Patients often ask if the cataract will come back after surgery. This does not happen but sometimes laser treatment is needed months or years after cataract surgery. When the cataract is removed, the back surface of the cataract called the posterior capsule is left behind.  It is needed to support the intraocular lens that is inserted at the time of cataract surgery to replace the focus that is lost when the cataract is removed.  If this posterior capsule was removed there would be no support for the lens in its correct position and the lens would fall to the back of the eye.

This posterior capsule is almost always clear at the time of the cataract operation and therefore allows light to pass through it and focus on the retina or photographic film at the back of the eye. The posterior capsule can however gradually become cloudy with the passage of time (sometimes many years after the original cataract operation) and you would notice the vision once again becoming gradually more blurred. The treatment is to make a central hole in the posterior capsule with laser.  It is called a Yag laser capsulotomy after the type of laser required to create the hole.

The treatment only takes a few minutes as an outpatient procedure and is therefore a very simple thing to perform. Drops are placed onto the eye to numb the surface of the eye and to enlarge the pupil. A contact lens is then placed on the surface of the eye to allow the laser to focus. You may feel a small amount of gentle pressure on the eye from the contact lens but the posterior capsule has no nerve ending and therefore the laser treatment is completely painless.  You may be aware of a red light shining into the eye (which is the aiming beam of the laser) and the laser treatment then takes a few minutes only to complete and creates a hole in the centre of the posterior capsule.
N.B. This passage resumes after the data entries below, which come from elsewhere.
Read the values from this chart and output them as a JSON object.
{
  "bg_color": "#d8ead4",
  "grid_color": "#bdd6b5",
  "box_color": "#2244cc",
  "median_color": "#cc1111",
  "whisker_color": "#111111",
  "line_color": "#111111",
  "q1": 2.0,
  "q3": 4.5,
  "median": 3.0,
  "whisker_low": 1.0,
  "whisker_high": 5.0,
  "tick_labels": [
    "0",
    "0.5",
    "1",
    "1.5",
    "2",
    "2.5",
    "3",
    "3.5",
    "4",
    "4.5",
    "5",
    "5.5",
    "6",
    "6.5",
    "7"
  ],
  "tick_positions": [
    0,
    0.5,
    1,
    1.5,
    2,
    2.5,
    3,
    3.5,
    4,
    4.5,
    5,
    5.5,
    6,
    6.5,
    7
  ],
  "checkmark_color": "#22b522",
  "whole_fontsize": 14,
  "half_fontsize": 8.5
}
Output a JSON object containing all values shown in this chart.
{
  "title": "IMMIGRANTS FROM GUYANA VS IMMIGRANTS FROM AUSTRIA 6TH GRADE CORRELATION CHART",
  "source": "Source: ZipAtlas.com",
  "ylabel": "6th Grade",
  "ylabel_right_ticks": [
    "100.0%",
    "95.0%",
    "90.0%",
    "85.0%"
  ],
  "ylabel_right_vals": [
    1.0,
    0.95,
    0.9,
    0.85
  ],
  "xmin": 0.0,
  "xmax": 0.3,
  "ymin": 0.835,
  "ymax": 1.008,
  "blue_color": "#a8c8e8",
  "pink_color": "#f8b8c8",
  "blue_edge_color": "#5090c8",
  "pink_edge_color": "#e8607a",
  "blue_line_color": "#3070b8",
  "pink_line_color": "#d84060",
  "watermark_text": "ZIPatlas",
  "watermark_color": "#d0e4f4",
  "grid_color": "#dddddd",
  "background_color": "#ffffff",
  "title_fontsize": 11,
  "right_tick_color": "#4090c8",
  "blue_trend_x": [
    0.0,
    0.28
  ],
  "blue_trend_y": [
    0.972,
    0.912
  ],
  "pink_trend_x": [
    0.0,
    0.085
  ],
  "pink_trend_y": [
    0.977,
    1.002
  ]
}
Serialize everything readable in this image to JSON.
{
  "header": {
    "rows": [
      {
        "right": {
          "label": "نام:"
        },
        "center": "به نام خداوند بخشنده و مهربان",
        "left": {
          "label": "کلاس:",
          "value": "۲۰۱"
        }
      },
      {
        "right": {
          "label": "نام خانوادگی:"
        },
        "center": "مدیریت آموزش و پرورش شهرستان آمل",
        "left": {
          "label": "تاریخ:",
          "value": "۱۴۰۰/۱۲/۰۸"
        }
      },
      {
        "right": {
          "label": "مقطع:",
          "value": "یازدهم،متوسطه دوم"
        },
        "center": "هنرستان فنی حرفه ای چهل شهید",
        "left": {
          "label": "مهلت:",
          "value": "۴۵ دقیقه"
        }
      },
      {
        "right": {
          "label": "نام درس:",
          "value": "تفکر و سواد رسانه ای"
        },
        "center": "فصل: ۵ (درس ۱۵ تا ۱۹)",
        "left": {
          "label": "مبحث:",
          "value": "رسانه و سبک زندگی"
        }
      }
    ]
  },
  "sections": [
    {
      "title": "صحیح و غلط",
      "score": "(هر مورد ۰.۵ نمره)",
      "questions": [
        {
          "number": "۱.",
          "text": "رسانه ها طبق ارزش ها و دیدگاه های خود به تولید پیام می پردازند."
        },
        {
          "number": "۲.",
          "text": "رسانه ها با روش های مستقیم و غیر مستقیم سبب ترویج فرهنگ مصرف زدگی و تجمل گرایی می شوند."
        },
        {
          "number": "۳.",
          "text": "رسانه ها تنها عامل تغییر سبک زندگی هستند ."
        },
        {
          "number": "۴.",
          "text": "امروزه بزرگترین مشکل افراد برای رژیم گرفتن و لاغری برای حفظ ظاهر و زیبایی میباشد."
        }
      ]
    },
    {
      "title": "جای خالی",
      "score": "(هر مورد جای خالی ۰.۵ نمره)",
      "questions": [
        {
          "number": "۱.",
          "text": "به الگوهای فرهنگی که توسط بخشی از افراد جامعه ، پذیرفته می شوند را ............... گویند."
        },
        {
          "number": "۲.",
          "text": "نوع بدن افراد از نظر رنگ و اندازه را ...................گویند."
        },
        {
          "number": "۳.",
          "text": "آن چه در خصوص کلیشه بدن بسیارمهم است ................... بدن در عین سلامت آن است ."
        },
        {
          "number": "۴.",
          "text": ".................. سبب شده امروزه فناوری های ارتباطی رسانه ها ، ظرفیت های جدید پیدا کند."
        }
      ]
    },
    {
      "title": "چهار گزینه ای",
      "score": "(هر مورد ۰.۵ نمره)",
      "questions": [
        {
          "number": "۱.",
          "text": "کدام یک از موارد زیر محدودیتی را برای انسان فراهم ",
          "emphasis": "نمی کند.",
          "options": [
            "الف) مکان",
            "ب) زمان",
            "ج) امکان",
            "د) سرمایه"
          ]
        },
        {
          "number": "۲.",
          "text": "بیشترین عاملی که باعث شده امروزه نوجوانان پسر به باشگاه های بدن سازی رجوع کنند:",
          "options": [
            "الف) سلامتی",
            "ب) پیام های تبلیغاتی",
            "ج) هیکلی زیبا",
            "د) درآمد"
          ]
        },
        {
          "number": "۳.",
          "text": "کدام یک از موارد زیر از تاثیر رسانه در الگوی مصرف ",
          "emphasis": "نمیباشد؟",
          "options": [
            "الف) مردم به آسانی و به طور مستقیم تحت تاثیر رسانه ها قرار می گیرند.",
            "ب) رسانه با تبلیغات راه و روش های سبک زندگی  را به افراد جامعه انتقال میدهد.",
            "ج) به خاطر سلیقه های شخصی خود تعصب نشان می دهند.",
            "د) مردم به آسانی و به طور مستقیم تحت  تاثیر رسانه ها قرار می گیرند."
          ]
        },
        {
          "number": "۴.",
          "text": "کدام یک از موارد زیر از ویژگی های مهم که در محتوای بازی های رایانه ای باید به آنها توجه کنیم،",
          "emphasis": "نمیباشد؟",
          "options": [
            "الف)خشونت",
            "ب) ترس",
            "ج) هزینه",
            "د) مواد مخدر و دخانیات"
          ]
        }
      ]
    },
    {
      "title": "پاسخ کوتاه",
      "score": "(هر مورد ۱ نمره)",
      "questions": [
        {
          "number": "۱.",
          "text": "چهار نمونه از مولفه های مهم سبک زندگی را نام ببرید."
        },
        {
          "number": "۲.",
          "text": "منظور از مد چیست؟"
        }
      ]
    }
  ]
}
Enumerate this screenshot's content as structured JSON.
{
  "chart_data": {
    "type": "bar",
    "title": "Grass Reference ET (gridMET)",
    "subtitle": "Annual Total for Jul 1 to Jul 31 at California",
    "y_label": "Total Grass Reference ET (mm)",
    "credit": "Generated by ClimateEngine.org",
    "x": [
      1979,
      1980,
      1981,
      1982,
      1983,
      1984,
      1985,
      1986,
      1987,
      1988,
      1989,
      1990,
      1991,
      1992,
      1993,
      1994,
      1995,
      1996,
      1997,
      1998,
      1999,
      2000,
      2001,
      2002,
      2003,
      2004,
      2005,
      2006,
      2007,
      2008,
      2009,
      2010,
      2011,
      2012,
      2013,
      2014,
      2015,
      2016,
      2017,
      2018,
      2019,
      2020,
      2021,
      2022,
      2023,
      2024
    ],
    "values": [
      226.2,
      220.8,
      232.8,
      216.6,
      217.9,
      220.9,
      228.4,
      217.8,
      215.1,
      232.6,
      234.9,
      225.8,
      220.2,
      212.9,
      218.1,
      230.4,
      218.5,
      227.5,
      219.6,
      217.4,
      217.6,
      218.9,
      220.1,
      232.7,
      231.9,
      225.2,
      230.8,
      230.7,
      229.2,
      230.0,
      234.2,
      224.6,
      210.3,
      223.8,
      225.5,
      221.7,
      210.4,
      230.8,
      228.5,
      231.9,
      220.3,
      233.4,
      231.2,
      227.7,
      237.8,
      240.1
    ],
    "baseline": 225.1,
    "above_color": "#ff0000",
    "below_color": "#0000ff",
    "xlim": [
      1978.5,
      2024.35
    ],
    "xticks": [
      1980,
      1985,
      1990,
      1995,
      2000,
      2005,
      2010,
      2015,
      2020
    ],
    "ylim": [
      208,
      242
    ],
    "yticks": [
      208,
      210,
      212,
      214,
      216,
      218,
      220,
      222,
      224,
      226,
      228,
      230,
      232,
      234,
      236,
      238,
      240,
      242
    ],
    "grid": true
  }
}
The contact lens is then removed from the eye and you should notice an improvement in vision almost immediately with a further improved over the few hours needs for the effect of the drops that enlarge the pupil to wear off.  Sometimes you may be aware of an increase in floaters in the first few days after laser which is due to some of the “debris” from the capsule falling back into the main eye cavity but this quickly improves.

No drops are needed after laser treatment and it does not alter the glasses prescription therefore you do not need to visit your optometrist (optician) after the laser treatment. Once the laser has been performed it lasts forever and does not need to be repeated.